Not a good day
Not an easy day
The bad voice in my head was loud.
I struggled to stay focused. I waned and wobbled.
Maybe the euphoria of these initial victorious days has a sell-by date and has ebbed?
Maybe it’s a full moon. Maybe I am human?
Maybe this is to be expected?
During today I observed a scary behaviour pattern that was super reminiscent of the old days:
As a drinker trying to moderate his intake, I would decide, in advance, how many beers I was going to allow myself, in a given day or evening, and only put this number in the fridge. The rest would stay in the ‘warm’ alley. Who likes warm beer? Not I!
Great plan! Except that, when I ran out of cold ones I would switch to drinking the warm ones from the alley.
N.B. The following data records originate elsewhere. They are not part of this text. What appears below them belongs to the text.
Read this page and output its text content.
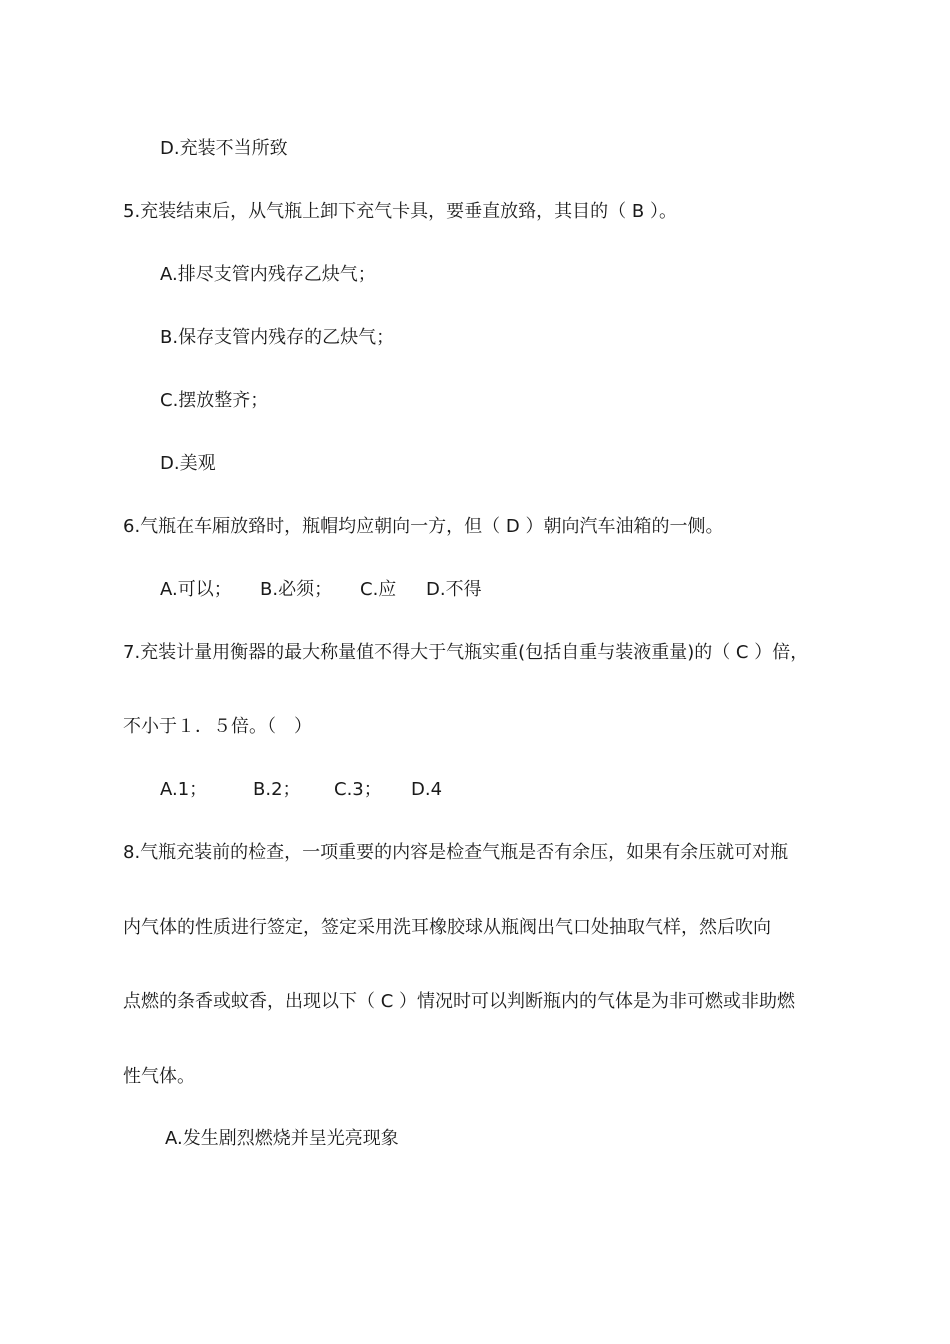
D.充装不当所致
5.充装结束后，从气瓶上卸下充气卡具，要垂直放臵，其目的（ B ）。
A.排尽支管内残存乙炔气；
B.保存支管内残存的乙炔气；
C.摆放整齐；
D.美观
6.气瓶在车厢放臵时，瓶帽均应朝向一方，但（ D ）朝向汽车油箱的一侧。
A.可以； B.必须； C.应 D.不得
7.充装计量用衡器的最大称量值不得大于气瓶实重(包括自重与装液重量)的（ C ）倍，
不小于１．５倍。（　）
A.1；	B.2； C.3； D.4
8.气瓶充装前的检查，一项重要的内容是检查气瓶是否有余压，如果有余压就可对瓶
内气体的性质进行签定，签定采用洗耳橡胶球从瓶阀出气口处抽取气样，然后吹向
点燃的条香或蚊香，出现以下（ C ）情况时可以判断瓶内的气体是为非可燃或非助燃
性气体。
A.发生剧烈燃烧并呈光亮现象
This behaviour always spoke loudly to me. “Duncan! This is a problem! You can’t ignore this!”
Today I felt rubbish. In an attempt to raise my spirits, I reached into the alley for a warm 0.0% beer. I kept sipping from it, out of sight from my wife and kept it in the door of the fridge (not out on display). What was I doing FFS!? This was extremely dodgy!! I consider this the ‘wobble’.
If I am to salve anything from this less-than-perfect day, it is that I am now very unsure about the wisdom of using these 0.0% beers as an ‘ok’ replacement drink.
How could I forget that this battle is fought more in my head than anywhere else!
Do I really think that opening a beer-shaped bottle, covered in beer company branding, that is designed to taste beer-like, is, in any way, a good idea during the difficult process of my trying to disentangle myself from beer? That’s rhetorical btw.
Be thankful I have a day 11 ahead
Celebrate all victories, even those won by the skin of my teeth.